Comment les agriculteurs pourront-ils être incités ou soutenus ?
Les exploitations agricoles qui appartiendront aux nouvelles zones vulnérables « nitrates » auront droit à des financements pour leur mise en conformité. Cela pourra soutenir par exemple l’augmentation de leur capacité de stockage du lisier. Il s’agit alors d’aides individuelles. Dans d’autres cas, quand un territoire est concerné dans sa totalité, comme un bassin algues vertes ou des aires d’alimentation de captage, l’outil privilégié est le contrat de territoire.
Dans le cas des aires d’alimentation de captage, l’outil incitatif du financement peut être complété par un dispositif réglementaire. En effet, les préfets, s’ils jugent que l’avancée des projets est insuffisante, peuvent prendre des arrêtés dits ZSCE, « zone soumise à contrainte environnementale », qui impliquent des objectifs de moyens à mettre en œuvre dans un délai de un à trois ans.
Le contrat de territoire peut également concerner des secteurs en déficit. Dans ce cadre, divers outils sont mobilisables dont notamment un accompagnement pour le choix des cultures.
Les aides visent à compenser la réduction du résultat à l’hectare ou un accompagnement à un changement pérenne des pratiques.

Vous présentez sous forme graphique (voir ci-dessus) la répartition du budget des agences. Comment les recettes se répartissent-elles ?
Un rééquilibrage des recettes est prévu, dans le sens du principe « pollueur-payeur ». C’est un point important, même si 80 à 90% des recettes seront toujours issues des usagers domestiques et assimilés et les acteurs économiques 10 à 20%. Ainsi, pour la période 2013-2018, les recettes domestiques, en moyenne, représenteront 84,7 % des recette contre 87,6% en 2012 et les recettes provenant des acteurs économiques passeront à 15,3% contre 12,4% en 2012, soit une augmentation de près de 25 %.

Malgré tout, les manifestations actuelles d’agriculteurs contre la révision des zones vulnérables signalent un conflit sur la question de l’eau. À votre avis, comment peut-on en sortir et quel peut être le rôle des agences de l’eau ?

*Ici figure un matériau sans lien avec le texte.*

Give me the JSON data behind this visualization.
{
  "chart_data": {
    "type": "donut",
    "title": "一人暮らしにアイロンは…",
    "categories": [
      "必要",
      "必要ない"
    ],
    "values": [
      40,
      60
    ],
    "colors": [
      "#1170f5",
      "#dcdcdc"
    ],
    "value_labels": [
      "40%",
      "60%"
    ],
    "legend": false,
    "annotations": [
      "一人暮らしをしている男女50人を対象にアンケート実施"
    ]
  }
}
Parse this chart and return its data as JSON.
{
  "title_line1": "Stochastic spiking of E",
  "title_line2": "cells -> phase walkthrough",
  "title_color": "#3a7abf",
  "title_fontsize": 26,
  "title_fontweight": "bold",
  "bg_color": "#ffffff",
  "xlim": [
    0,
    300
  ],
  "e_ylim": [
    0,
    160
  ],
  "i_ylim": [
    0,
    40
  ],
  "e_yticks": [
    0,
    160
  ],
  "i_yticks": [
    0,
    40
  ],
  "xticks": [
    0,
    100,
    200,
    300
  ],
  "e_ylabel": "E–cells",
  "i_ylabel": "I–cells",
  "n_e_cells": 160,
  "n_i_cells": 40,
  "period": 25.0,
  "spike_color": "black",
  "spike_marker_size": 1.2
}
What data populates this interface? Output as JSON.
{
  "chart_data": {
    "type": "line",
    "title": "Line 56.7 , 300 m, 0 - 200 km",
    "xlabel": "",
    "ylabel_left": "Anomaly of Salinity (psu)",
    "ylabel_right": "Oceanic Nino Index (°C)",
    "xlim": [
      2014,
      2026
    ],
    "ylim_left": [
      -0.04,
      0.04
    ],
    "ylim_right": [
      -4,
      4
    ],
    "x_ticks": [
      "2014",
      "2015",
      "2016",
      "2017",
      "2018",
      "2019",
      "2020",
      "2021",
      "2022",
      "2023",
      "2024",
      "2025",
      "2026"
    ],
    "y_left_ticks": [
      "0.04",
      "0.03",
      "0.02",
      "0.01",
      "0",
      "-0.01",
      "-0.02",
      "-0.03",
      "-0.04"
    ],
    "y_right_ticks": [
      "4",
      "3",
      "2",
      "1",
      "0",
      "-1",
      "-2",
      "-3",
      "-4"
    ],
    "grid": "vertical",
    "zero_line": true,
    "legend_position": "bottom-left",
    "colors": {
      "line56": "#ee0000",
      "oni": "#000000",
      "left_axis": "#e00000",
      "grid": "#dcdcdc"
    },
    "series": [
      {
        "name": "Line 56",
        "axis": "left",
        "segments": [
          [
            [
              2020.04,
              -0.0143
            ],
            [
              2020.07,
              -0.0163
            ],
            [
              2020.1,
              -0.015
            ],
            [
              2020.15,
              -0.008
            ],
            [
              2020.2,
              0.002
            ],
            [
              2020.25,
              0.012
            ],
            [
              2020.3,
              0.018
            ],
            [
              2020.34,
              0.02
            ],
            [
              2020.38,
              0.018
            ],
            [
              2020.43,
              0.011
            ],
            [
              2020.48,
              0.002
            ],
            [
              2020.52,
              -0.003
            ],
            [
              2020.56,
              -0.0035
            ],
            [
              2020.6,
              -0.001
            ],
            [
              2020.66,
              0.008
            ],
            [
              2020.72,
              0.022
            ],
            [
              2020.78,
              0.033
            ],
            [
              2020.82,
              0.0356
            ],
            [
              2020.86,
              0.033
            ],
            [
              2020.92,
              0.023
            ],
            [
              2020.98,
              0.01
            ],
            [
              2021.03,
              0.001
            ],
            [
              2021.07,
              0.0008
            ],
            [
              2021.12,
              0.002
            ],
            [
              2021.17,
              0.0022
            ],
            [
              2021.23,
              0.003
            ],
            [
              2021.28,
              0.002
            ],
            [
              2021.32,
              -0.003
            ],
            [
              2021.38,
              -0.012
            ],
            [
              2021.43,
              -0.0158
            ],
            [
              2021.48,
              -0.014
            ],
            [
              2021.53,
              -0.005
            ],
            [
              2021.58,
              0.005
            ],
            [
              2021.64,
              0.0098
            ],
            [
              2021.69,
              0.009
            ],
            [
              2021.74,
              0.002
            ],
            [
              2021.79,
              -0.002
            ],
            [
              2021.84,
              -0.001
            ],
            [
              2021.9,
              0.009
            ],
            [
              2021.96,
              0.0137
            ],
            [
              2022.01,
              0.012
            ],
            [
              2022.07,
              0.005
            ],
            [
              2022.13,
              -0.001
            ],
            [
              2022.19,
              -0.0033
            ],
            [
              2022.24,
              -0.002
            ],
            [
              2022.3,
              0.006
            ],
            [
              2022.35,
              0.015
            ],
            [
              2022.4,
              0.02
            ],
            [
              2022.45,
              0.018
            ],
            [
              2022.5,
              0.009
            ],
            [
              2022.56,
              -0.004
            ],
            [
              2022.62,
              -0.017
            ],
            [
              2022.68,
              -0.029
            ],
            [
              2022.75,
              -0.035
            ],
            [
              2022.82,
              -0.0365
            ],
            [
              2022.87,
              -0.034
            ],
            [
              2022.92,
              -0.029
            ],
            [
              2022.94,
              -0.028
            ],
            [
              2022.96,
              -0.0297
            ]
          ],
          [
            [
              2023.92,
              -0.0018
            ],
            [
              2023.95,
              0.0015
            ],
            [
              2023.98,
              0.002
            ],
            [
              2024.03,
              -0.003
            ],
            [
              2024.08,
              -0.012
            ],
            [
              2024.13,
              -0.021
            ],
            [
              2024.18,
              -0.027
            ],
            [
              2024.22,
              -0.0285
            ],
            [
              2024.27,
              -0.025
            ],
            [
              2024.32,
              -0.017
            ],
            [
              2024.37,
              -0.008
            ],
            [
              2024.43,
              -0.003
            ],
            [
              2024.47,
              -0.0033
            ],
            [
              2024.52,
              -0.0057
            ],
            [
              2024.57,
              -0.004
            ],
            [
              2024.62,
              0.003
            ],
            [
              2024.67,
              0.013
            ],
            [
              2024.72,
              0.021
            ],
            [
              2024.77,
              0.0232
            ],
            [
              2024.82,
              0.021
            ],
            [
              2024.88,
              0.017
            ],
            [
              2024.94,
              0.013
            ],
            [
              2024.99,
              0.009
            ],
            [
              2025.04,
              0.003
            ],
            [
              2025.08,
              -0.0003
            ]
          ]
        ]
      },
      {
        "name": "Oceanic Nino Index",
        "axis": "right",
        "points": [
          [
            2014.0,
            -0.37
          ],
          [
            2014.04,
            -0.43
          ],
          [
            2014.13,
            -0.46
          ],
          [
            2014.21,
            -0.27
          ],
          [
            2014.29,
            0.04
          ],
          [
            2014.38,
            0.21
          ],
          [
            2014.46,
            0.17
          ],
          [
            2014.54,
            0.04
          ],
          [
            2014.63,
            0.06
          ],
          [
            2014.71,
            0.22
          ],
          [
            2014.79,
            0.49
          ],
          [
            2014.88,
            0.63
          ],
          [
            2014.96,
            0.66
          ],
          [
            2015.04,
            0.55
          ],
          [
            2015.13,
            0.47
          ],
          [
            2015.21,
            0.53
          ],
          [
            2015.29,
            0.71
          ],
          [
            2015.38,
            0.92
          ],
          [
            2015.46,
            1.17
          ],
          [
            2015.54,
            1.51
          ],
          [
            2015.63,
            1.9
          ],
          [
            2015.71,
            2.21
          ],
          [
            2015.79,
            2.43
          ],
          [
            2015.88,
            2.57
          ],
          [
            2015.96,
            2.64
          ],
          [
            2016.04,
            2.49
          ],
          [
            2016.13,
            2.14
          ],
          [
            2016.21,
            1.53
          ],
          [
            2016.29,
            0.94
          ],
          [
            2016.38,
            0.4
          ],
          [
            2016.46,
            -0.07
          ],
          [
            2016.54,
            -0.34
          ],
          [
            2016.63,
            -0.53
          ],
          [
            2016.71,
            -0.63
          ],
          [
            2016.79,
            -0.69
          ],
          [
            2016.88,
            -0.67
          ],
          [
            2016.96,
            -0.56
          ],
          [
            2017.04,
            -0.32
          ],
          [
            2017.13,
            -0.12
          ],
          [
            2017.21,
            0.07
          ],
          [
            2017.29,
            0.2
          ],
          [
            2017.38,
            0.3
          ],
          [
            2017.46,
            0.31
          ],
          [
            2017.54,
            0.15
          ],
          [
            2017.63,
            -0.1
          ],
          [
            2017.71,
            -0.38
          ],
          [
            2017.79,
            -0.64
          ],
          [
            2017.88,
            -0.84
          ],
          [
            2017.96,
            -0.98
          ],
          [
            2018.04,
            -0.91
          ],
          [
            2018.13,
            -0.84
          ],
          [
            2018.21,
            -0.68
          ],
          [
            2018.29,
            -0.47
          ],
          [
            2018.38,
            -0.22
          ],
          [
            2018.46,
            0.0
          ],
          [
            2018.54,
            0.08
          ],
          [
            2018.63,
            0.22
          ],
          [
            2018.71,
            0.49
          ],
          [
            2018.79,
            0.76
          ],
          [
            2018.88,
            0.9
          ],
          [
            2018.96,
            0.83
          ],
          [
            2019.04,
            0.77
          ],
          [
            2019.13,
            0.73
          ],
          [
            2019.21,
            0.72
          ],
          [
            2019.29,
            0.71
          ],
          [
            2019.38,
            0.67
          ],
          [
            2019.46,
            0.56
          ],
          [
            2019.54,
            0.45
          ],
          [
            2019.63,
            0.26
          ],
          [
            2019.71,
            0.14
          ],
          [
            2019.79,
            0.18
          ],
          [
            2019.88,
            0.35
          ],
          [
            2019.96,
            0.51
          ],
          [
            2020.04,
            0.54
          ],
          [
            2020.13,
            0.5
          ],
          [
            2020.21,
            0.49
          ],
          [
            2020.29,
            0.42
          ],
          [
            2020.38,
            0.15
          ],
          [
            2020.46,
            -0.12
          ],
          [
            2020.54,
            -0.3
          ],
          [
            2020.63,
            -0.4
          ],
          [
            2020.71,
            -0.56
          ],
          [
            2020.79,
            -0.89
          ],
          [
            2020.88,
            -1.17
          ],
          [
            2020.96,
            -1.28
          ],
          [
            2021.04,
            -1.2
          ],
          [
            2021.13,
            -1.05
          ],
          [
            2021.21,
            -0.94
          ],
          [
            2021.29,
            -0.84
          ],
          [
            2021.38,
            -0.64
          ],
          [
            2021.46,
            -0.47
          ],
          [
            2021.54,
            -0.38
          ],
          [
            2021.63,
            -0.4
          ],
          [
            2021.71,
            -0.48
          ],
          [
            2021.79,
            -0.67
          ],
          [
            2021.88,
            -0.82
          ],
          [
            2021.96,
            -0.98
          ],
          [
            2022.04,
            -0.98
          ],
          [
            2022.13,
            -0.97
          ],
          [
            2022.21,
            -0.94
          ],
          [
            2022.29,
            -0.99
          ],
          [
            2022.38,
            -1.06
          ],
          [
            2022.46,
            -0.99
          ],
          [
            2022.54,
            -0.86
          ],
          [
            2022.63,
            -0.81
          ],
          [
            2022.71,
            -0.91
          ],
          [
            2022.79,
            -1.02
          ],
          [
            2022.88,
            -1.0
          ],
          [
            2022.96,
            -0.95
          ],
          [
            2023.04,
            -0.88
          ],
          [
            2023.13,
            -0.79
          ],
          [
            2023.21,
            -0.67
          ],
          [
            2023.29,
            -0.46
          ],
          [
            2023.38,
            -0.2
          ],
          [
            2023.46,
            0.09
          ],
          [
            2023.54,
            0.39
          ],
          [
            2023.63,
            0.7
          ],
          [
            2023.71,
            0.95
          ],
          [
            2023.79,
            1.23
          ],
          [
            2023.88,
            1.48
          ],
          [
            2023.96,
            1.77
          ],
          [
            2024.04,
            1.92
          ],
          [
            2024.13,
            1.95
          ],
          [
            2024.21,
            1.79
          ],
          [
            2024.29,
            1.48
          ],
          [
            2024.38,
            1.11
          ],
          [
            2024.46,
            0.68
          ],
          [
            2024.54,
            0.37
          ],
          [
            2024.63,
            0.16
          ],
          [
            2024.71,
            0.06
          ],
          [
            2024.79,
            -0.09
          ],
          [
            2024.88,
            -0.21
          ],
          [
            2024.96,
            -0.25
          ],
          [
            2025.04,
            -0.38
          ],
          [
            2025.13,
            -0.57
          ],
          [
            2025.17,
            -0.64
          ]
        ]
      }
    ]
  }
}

Je n’aime pas parler de conflit. Il y a un problème et nous devons y travailler pour trouver des solutions. Il faudrait un peu dépasser ce débat et se donner les moyens d’avancer. On a tous un objectif commun. Nous avons tous besoin d’atteindre le bon état des masses d’eau et réduire la présence des nitrates dans l’eau. Les agriculteurs ont la connaissance du terrain et de leur métier, donc des solutions, qui permettront d’arriver au résultat et qui seront les moins impactantes pour eux. Toute l’idée est d’arriver à faire émerger ces solutions. Pour ensuite convaincre, par des résultats, les autorités européennes que ce sont de bonnes solutions.
Les agences de l’eau seront des facilitateurs en finançant les investissements sur les nouvelles zones vulnérables et en rendant les solutions économiquement réalisables.
On a peut-être un peu trop attendu pour trouver ces solutions. Et à présent, chercher des solutions avec une épée de Damoclès au dessus de nos têtes au dessus de nos têtes, le contentieux européen, ce n’est pas le plus facile.